Dinuka Karunaratne

Personal information
- Born: Edirimuni Dinuka Nishan Perera Karunaratne 6 October 1987 (age 38) Galle, Sri Lanka
- Height: 1.71 m (5 ft 7 in)
- Weight: 69 kg (152 lb)

Sport
- Country: Sri Lanka
- Sport: Badminton
- Handedness: Right

Men's singles & doubles
- Highest ranking: 79 (MS 4 December 2014) 90 / 41 2008 (MD 26 August 2010)
- BWF profile

Medal record
Men's badminton
Representing Sri Lanka
South Asian Games
| Silver medal – second place | 2006 Colombo | Men's team |
| Silver medal – second place | 2010 Dhaka | Men's team |
| Silver medal – second place | 2019 Kathmandu–Pokhara | Men's team |
| Bronze medal – third place | 2010 Dhaka | Men's singles |
| Bronze medal – third place | 2019 Kathmandu–Pokhara | Men's singles |

= Dinuka Karunaratne =

Sri Lankan badminton player

Edirimuni Dinuka Nishan Perera Karunaratne (Sinhala: දිනුක කරුණාරත්න; Tamil: தினுக கருணாரத்ன; born 6 October 1987) is a Sri Lankan badminton player.

== Personal life ==
His father Louie Karunaratne and brothers Niluka Karunaratne and Diluka Karunaratne also a professional badminton players, while his younger brother Chamika Karunaratne, was a badminton player and now a professional cricketer.

== Career ==
He started playing badminton at aged 7, then in 2004 and 2005 he won the boys' singles and doubles of the Sri Lankan Junior National Badminton Championships. In 2007, he won the Jordan Satellite tournament in men's doubles event partnered with Niluka. In 2008, he won his first national senior title in men's doubles event at the Sri Lankan National Badminton Championships. He also won the Uganda International and became the semi-finalist of the Iran Fajr International tournaments in men's doubles event paired with Diluka Karunaratne.

In 2010, he became the champion of the Sri Lankan National Badminton Championships in men's singles event after defeated his teammate Eranga Fernando. He also participated at the Commonwealth Games in New Delhi, India.

In 2011, he became the semi-finalist of Welsh International tournament in men's singles event. In 2012, he won the Sri Lankan National Badminton Championships in men's doubles event and became the runner-up in men's singles event after beat by his own brother Niluka with scores 21-15, 22-20. In September 2012, he competed at the Brazil International tournament in men's doubles event and finished in third place.

In 2013, he won the Uganda International tournament in men's singles event beat Subhankar Dey of India 21-16, 21-17 in a game that lasted 34 minutes. Subhankar took the lead in the two games, but Dinuka's good game reading and clever net play was enough to win him the title. He also became the runner-up of Bahrain International tournament defeated by Sameer Verma of India.

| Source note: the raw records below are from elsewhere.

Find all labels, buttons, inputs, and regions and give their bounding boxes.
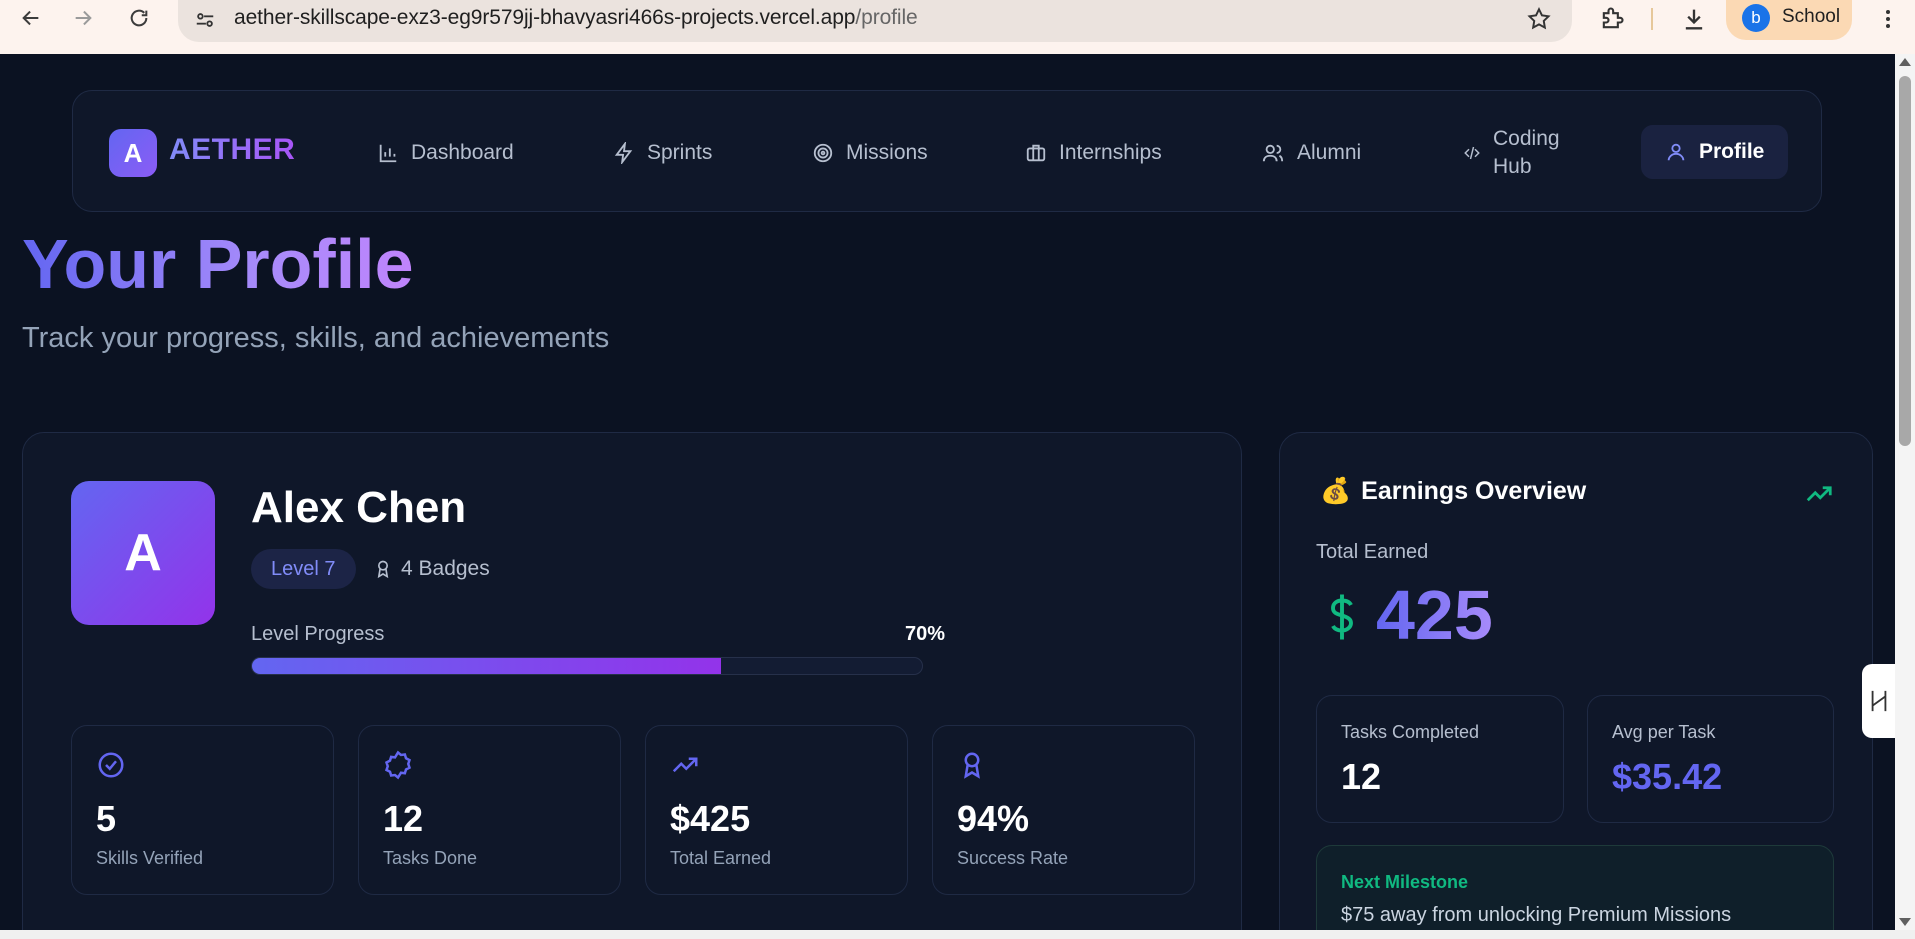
nav-item-alumni[interactable]: Alumni [1261,131,1361,175]
nav-label: Missions [846,141,928,164]
total-earned-label: Total Earned [1316,541,1429,563]
nav-label: Alumni [1297,141,1362,164]
scroll-up-arrow[interactable] [1899,58,1911,66]
nav-item-sprints[interactable]: Sprints [613,131,712,175]
address-bar[interactable]: aether-skillscape-exz3-eg9r579jj-bhavyas… [178,0,1572,42]
forward-icon[interactable] [70,5,96,31]
code-icon [1464,146,1480,160]
toolbar-divider [1651,8,1653,30]
nav-label: Profile [1699,140,1765,163]
stat-card-earned: $425 Total Earned [645,725,908,895]
total-earned-amount: 425 [1376,576,1493,654]
level-progress-label: Level Progress [251,623,385,645]
profile-name: School [1782,6,1841,27]
user-icon [1667,143,1685,161]
earnings-card: 💰 Earnings Overview Total Earned 425 Tas… [1279,432,1873,930]
badge-icon [383,750,413,785]
vertical-scrollbar[interactable] [1895,54,1915,930]
scrollbar-thumb[interactable] [1899,76,1911,446]
nav-item-missions[interactable]: Missions [812,131,928,175]
briefcase-icon [1026,144,1046,162]
nav-label-line2: Hub [1493,155,1532,178]
avg-per-task-card: Avg per Task $35.42 [1587,695,1834,823]
avg-per-task-label: Avg per Task [1612,722,1716,742]
nav-item-profile[interactable]: Profile [1641,125,1789,179]
level-badge: Level 7 [251,549,356,589]
bookmark-star-icon[interactable] [1526,6,1552,37]
horizontal-scroll-track [0,930,1915,939]
dollar-icon [1324,591,1360,648]
nav-label: Dashboard [411,141,514,164]
next-milestone-card: Next Milestone $75 away from unlocking P… [1316,845,1834,930]
profile-card: A Alex Chen Level 7 4 Badges Level Progr… [22,432,1242,930]
page-title: Your Profile [22,225,414,303]
badges-count: 4 Badges [373,551,490,587]
stat-label: Total Earned [670,848,772,868]
target-icon [813,143,833,163]
logo-text[interactable]: AETHER [169,133,296,166]
back-icon[interactable] [18,5,44,31]
stat-label: Success Rate [957,848,1069,868]
browser-toolbar: aether-skillscape-exz3-eg9r579jj-bhavyas… [0,0,1915,54]
milestone-text: $75 away from unlocking Premium Missions [1341,904,1732,926]
url-text[interactable]: aether-skillscape-exz3-eg9r579jj-bhavyas… [234,6,918,29]
nav-label: Internships [1059,141,1162,164]
reload-icon[interactable] [126,5,152,31]
tasks-completed-value: 12 [1341,756,1382,797]
nav-item-coding-hub[interactable]: Coding Hub [1463,127,1560,178]
stat-card-success: 94% Success Rate [932,725,1195,895]
avatar: A [71,481,215,625]
users-icon [1262,144,1284,162]
extensions-icon[interactable] [1598,5,1626,38]
browser-profile-button[interactable]: b School [1726,0,1852,40]
stat-card-tasks: 12 Tasks Done [358,725,621,895]
scroll-down-arrow[interactable] [1899,918,1911,926]
check-circle-icon [96,750,126,785]
tasks-completed-card: Tasks Completed 12 [1316,695,1564,823]
stat-label: Tasks Done [383,848,478,868]
top-navbar: A AETHER Dashboard Sprints Missions Inte… [72,90,1822,212]
nav-label: Sprints [647,141,713,164]
download-icon[interactable] [1680,5,1708,38]
tasks-completed-label: Tasks Completed [1341,722,1480,742]
nav-item-internships[interactable]: Internships [1025,131,1162,175]
user-name: Alex Chen [251,483,467,532]
level-progress-bar [251,657,923,675]
site-settings-icon[interactable] [192,7,218,33]
more-menu-icon[interactable] [1876,5,1900,38]
stat-value: 5 [96,798,117,839]
trending-up-icon [1804,479,1834,514]
level-progress-percent: 70% [904,623,945,645]
logo-mark[interactable]: A [109,129,157,177]
stat-value: $425 [670,798,751,839]
side-panel-tab[interactable] [1862,664,1896,738]
award-icon [957,750,987,785]
award-icon [377,560,389,579]
page-subtitle: Track your progress, skills, and achieve… [22,322,610,354]
level-progress-fill [252,658,721,674]
nav-label-line1: Coding [1493,127,1560,150]
trending-up-icon [670,750,700,785]
earnings-title: 💰 Earnings Overview [1320,477,1586,506]
pencil-icon [1871,690,1887,712]
bar-chart-icon [379,144,397,163]
nav-item-dashboard[interactable]: Dashboard [377,131,514,175]
money-bag-icon: 💰 [1320,477,1352,505]
badges-label: 4 Badges [401,557,490,580]
stat-label: Skills Verified [96,848,204,868]
stat-value: 94% [957,798,1030,839]
avg-per-task-value: $35.42 [1612,756,1723,797]
profile-avatar: b [1742,4,1770,32]
stat-card-skills: 5 Skills Verified [71,725,334,895]
milestone-heading: Next Milestone [1341,872,1469,892]
page-content: A AETHER Dashboard Sprints Missions Inte… [0,54,1895,930]
earnings-title-text: Earnings Overview [1361,477,1587,505]
stat-value: 12 [383,798,424,839]
lightning-icon [614,142,633,164]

In 2014, he defended his title in men's singles event at the Uganda International tournament after beating South Africa's Jacob Maliekal 2-0 (21-12, 21-15) in a highly supported game and also became the runner-up of the Bahrain International tournaments after defeated by Subhankar Dey of India 21-19, 13-21, 21-11. He finished third at the Sri Lanka International tournament after losing a match to Anand Pawar of India in three games, 21-12, 15-21, 21-11. He also competed in the men's singles and mixed team events at the Commonwealth Games in Glasgow, Scotland, and defeated by Daren Liew of Malaysia 21-19, 21-12 in round of 16. In the mixed team event, the Sri Lankan national badminton team defeated by England national badminton team 3-0, where he played in mixed doubles event partnered with Thilini Hendahewa lose to English paired Chris and Gabby Adcock 21-13, 21-10. In 2016, he became the champion in the men's doubles event at the Uganda International tournament partnered with Niluka, after beat the Egyptian paired Ali Ahmed El Khateeb and Abdelrahman Kashkal 21-17, 21-17.

In 2018, he made his fourth appearance at the Commonwealth Games, by competing in Gold Coast.

In 2019, he competed at the South Asian Games in Nepal, won the silver medal in the team event, and the bronze medal in the singles event.